I wouldnt say the Mavs are back on track yet. Once they get back over .500 games by about 10 games, then they can be back on track. lol. But seriously, 2 wins isnt exactly 'on track' in my opinion


----------



## t1no (Jul 10, 2005)

edwardcyh said:


> 0-4.... :sigh:


Sexy!!! :banana:


----------



## xray (Feb 21, 2005)

StackAttack said:


> Whatifsports.com has the 02-03 Mavs consistently oblitterating the Blazers. Interestingly enough, you stick the 05-06 Mavs in there and they still consistently win, but only by 6-10 points.
> 
> EDIT: My bad, this is with the 05-06 roster for the Blazers (no rookies) and without Randolph being the new him.


Thanks. 

Now excuse me while I go play. :banana:


----------



## xray (Feb 21, 2005)

:curse: 

Whatif has the 04-05 Suns (Nash, Richardson, JJohnson, Marion, Amare) beating the 84-85 Lakers (Magic, Scott, Worthy, Rambis, Kareem) 117-105, and the Lakers were at home.


----------



## Dre (Jun 20, 2003)

bray1967 said:


> :curse:
> 
> Whatif has the 04-05 Suns (Nash, Richardson, JJohnson, Marion, Amare) beating the 84-85 Lakers (Magic, Scott, Worthy, Rambis, Kareem) 117-105, and the Lakers were at home.
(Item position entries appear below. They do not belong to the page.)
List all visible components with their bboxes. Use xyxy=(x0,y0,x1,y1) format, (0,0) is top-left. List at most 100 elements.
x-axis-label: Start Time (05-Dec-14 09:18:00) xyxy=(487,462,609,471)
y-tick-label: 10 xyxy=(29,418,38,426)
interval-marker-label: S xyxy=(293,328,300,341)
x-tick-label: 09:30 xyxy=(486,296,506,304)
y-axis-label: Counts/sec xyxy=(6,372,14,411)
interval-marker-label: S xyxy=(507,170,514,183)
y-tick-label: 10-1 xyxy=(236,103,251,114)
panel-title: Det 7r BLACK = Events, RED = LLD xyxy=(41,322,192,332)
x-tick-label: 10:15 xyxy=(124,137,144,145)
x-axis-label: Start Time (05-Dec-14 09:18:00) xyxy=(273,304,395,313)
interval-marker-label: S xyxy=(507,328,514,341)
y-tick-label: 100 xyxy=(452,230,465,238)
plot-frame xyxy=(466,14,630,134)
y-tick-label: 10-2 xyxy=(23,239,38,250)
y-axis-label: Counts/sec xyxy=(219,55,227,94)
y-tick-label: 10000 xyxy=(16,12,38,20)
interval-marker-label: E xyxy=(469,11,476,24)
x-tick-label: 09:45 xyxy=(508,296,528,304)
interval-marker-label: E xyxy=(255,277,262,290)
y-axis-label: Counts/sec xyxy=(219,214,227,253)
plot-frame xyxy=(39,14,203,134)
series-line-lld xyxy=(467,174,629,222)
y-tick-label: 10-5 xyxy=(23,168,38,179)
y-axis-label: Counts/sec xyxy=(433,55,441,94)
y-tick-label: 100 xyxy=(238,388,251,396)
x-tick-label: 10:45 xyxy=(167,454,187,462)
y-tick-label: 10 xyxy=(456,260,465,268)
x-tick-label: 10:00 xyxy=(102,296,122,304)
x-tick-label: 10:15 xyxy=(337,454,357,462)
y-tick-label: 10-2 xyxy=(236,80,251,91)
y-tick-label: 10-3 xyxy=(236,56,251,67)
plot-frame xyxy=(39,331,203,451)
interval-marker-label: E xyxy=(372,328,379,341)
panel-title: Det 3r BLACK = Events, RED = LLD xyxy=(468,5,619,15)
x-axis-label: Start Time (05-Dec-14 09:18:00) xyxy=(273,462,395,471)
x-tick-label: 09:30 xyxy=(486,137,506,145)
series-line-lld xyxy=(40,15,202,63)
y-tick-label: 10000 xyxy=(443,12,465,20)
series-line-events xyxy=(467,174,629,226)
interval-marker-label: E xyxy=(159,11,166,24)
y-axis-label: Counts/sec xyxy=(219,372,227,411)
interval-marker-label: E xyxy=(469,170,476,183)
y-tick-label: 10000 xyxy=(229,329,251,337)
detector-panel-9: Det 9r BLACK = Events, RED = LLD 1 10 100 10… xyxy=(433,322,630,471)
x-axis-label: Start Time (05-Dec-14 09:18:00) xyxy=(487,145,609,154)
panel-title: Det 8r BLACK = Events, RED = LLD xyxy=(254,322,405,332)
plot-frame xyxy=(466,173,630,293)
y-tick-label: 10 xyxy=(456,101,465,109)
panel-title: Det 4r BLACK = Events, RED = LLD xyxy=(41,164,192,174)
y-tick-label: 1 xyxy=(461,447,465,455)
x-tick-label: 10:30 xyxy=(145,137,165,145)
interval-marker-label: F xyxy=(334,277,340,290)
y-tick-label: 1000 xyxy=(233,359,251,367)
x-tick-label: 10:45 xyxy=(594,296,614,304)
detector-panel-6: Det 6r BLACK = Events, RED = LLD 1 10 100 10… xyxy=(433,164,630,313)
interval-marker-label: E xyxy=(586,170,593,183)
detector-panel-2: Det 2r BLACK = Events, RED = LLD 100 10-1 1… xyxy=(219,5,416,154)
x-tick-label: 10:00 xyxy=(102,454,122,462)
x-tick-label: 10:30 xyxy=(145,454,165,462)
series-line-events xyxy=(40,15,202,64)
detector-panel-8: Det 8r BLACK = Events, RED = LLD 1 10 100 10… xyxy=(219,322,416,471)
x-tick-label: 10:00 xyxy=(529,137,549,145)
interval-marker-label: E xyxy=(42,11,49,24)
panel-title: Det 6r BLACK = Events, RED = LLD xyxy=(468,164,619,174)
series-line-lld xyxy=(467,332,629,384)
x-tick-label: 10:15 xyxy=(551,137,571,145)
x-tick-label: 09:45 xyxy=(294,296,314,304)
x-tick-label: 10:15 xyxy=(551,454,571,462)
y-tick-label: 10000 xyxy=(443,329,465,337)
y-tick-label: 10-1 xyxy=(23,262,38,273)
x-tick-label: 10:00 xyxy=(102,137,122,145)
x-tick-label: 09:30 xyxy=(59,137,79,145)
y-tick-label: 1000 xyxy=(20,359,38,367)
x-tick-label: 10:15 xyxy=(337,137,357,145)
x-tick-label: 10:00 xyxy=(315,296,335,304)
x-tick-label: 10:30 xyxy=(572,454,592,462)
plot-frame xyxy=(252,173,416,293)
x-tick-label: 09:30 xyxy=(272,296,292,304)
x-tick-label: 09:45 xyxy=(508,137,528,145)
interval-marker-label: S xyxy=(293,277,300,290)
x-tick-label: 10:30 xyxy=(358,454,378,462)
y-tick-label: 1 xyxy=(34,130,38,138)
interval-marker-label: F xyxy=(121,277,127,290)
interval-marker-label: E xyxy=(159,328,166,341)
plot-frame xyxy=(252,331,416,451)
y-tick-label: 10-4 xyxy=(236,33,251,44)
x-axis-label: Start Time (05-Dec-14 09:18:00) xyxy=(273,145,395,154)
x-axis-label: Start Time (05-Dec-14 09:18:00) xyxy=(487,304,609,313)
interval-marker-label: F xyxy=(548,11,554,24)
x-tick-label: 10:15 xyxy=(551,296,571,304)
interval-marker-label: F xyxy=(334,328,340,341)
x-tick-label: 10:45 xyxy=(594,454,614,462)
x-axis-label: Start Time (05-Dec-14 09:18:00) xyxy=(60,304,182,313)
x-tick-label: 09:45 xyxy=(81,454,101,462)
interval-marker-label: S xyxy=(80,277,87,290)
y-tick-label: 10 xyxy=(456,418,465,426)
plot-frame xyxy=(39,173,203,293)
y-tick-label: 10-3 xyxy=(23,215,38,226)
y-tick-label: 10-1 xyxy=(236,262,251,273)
 Well if you're going just on stats, I'm not surprised. I'm not positive the Suns wouldn't be able to win a game against those Lakers (In Phoenix).


----------



## edwardcyh (Dec 13, 2005)

This is an interesting site.

I just ran a simulation between 99-00 LAL (Away) and 05-06 DAL (Home), and the score was 139-129 win for the home team. The only "goofy" part was the fact that 22 points were scored in OT....


----------



## xray (Feb 21, 2005)

It seems the site favors the later model teams as a rule...my 87-88 Mavs  got blown out by Amare's Suns.


----------



## edwardcyh (Dec 13, 2005)

bray1967 said:


> It seems the site favors the later model teams as a rule...my 87-88 Mavs  got blown out by Amare's Suns.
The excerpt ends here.